Shadowheart casts guidance.
A wave of goosebumps rises over Gale’s bare chest. She can see it, the little bumps, the hairs standing on end. Her fingertips are cool. She holds them lightly over his mark, watching the glow of the cast illuminate this and him and the effect on his skin before it fades, drenching them in darkness.
The slight pull of him on the edges of her concentration is like the very edge of her sleeve being tugged, noticeable but not overwhelming. The thread connecting them is invisible but there in the tent, in the dark. She follows it, up his chest, following the lines of his mark, up his neck, onto his jaw, until she meets his lips and he sighs into her mouth.
“So,” he whispers. He won’t let a moment pass in silence. His mind is like a forest, a hundred trees with a thousand branches and a million million leaves, everything moving and breathing and thinking all the time. “I’m feeling very guided right now. Very wise.”
She nudges him, her hand pushing his shoulder. He nudges her back. He’s been smiling more since they found the book, been more playful, more himself.
“Good,” she says. “Now think. Focus on this decision. Tell me what feels right to you.” The question, finally, pushes past the backs of her teeth where it has been pressing, “What do you want us to do?”
He closes his eyes. “Can you cast on yourself?” he asks, although he knows the answer.
“I can,” she tells him.
“And have you? To seek some guidance perhaps, on this decision?”
“It’s not my decision,” she points out.
He opens his eyes and gives her a look, pursed lips, a little impatient.
“It’s not,” she says. “Now, focus.”
He closes his eyes again. Outside, the fire cracks. Someone whispers something to someone else. A breeze pushes through the camp and stirs the trees around them. Shadowheart lets all these sounds and thoughts pass through her, holding onto her concentration.
She also holds tightly to Gale. Her body is pressed closely to his, almost on top of him. If she focuses hard enough, she can feel the residue of her cast in the shape of his collarbones, in the softness of his belly, the hair on his chest and his arms. He slips an arm around her waist. His fingers trace the shape of her hip bone. Her concentration begins to drop, and she refocuses, snapping back to attention.
His eyes are still closed. “Shadowheart,” he says in an almost whisper, his lips barely moving. “I think I can do it.”

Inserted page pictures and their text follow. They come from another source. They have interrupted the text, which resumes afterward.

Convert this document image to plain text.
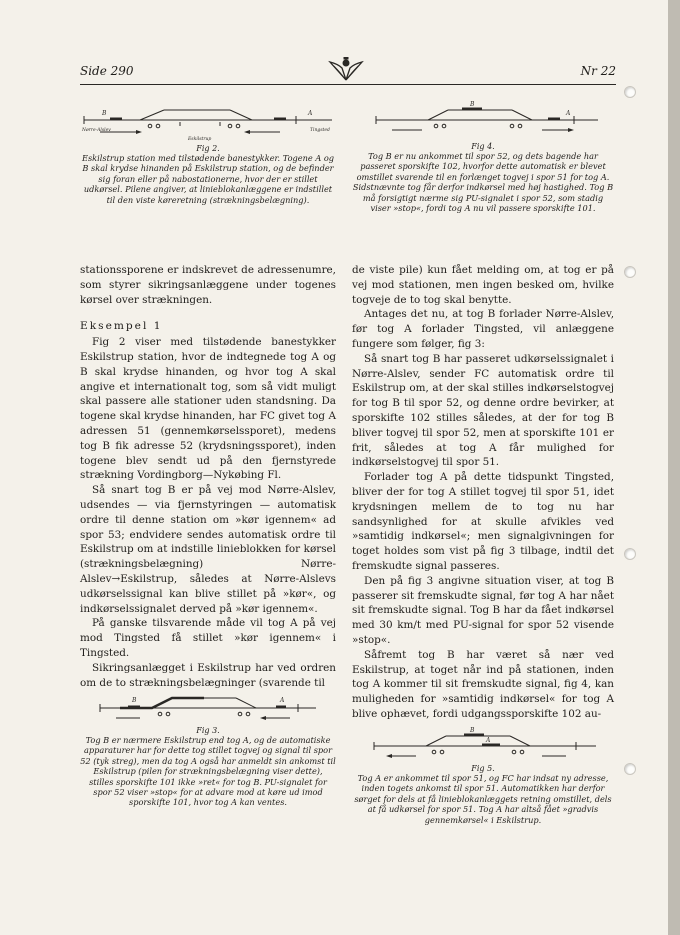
Side 290	Nr 22
B	A
Nørre-Alslev
Eskilstrup
Tingsted
Fig 2.
Eskilstrup station med tilstødende banestykker. Togene A og B skal krydse hinanden på Eskilstrup station, og de befinder sig foran eller på nabostationerne, hvor der er stillet udkørsel. Pilene angiver, at linieblokanlæggene er indstillet til den viste køreretning (strækningsbelægning).
B
A
Fig 4.
Tog B er nu ankommet til spor 52, og dets bagende har passeret sporskifte 102, hvorfor dette automatisk er blevet omstillet svarende til en forlænget togvej i spor 51 for tog A. Sidstnævnte tog får derfor indkørsel med høj hastighed. Tog B må forsigtigt nærme sig PU-signalet i spor 52, som stadig viser »stop«, fordi tog A nu vil passere sporskifte 101.

stationssporene er indskrevet de adressenumre, som styrer sikringsanlæggene under togenes kørsel over strækningen.

Eksempel 1

Fig 2 viser med tilstødende banestykker Eskilstrup station, hvor de indtegnede tog A og B skal krydse hinanden, og hvor tog A skal angive et internationalt tog, som så vidt muligt skal passere alle stationer uden standsning. Da togene skal krydse hinanden, har FC givet tog A adressen 51 (gennemkørselssporet), medens tog B fik adresse 52 (krydsningssporet), inden togene blev sendt ud på den fjernstyrede strækning Vordingborg—Nykøbing Fl.

Så snart tog B er på vej mod Nørre-Alslev, udsendes — via fjernstyringen — automatisk ordre til denne station om »kør igennem« ad spor 53; endvidere sendes automatisk ordre til Eskilstrup om at indstille linieblokken for kørsel (strækningsbelægning) Nørre-Alslev→Eskilstrup, således at Nørre-Alslevs udkørselssignal kan blive stillet på »kør«, og indkørselssignalet derved på »kør igennem«.

På ganske tilsvarende måde vil tog A på vej mod Tingsted få stillet »kør igennem« i Tingsted.

Sikringsanlægget i Eskilstrup har ved ordren om de to strækningsbelægninger (svarende til

B	A
Fig 3.
Tog B er nærmere Eskilstrup end tog A, og de automatiske apparaturer har for dette tog stillet togvej og signal til spor 52 (tyk streg), men da tog A også har anmeldt sin ankomst til Eskilstrup (pilen for strækningsbelægning viser dette), stilles sporskifte 101 ikke »ret« for tog B. PU-signalet for spor 52 viser »stop« for at advare mod at køre ud imod sporskifte 101, hvor tog A kan ventes.

de viste pile) kun fået melding om, at tog er på vej mod stationen, men ingen besked om, hvilke togveje de to tog skal benytte.

Antages det nu, at tog B forlader Nørre-Alslev, før tog A forlader Tingsted, vil anlæggene fungere som følger, fig 3:

Så snart tog B har passeret udkørselssignalet i Nørre-Alslev, sender FC automatisk ordre til Eskilstrup om, at der skal stilles indkørselstogvej for tog B til spor 52, og denne ordre bevirker, at sporskifte 102 stilles således, at der for tog B bliver togvej til spor 52, men at sporskifte 101 er frit, således at tog A får mulighed for indkørselstogvej til spor 51.

Forlader tog A på dette tidspunkt Tingsted, bliver der for tog A stillet togvej til spor 51, idet krydsningen mellem de to tog nu har sandsynlighed for at skulle afvikles ved »samtidig indkørsel«; men signalgivningen for toget holdes som vist på fig 3 tilbage, indtil det fremskudte signal passeres.

Den på fig 3 angivne situation viser, at tog B passerer sit fremskudte signal, før tog A har nået sit fremskudte signal. Tog B har da fået indkørsel med 30 km/t med PU-signal for spor 52 visende »stop«.

Såfremt tog B har været så nær ved Eskilstrup, at toget når ind på stationen, inden tog A kommer til sit fremskudte signal, fig 4, kan muligheden for »samtidig indkørsel« for tog A blive ophævet, fordi udgangssporskifte 102 au-

B
A
Fig 5.
Tog A er ankommet til spor 51, og FC har indsat ny adresse, inden togets ankomst til spor 51. Automatikken har derfor sørget for dels at få linieblokanlæggets retning omstillet, dels at få udkørsel for spor 51. Tog A har altså fået »gradvis gennemkørsel« i Eskilstrup.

Under his eye, the wispy lines of his last attempt at greatness are stark against his skin. She wonders if they’ll stay there if he becomes a god, or if they’ll be erased, along with the orb and the marks on his neck and his chest, and the old scar on his forehead, and the gray in his hair. And the soft touch of his hand on her hip. And his eyes when he looks at her. She curls up against him, feeling him slip away even now, just as easily as her concentration slips and then drops.
A shudder runs through them as she lets go of the cast. The thread between them disappears. Gale opens his eyes and gives her a smile. She holds him as closely as she can, trying to absorb the coolness of certainty from his skin before it fades, but it fades, it fades, and Gale is still smiling.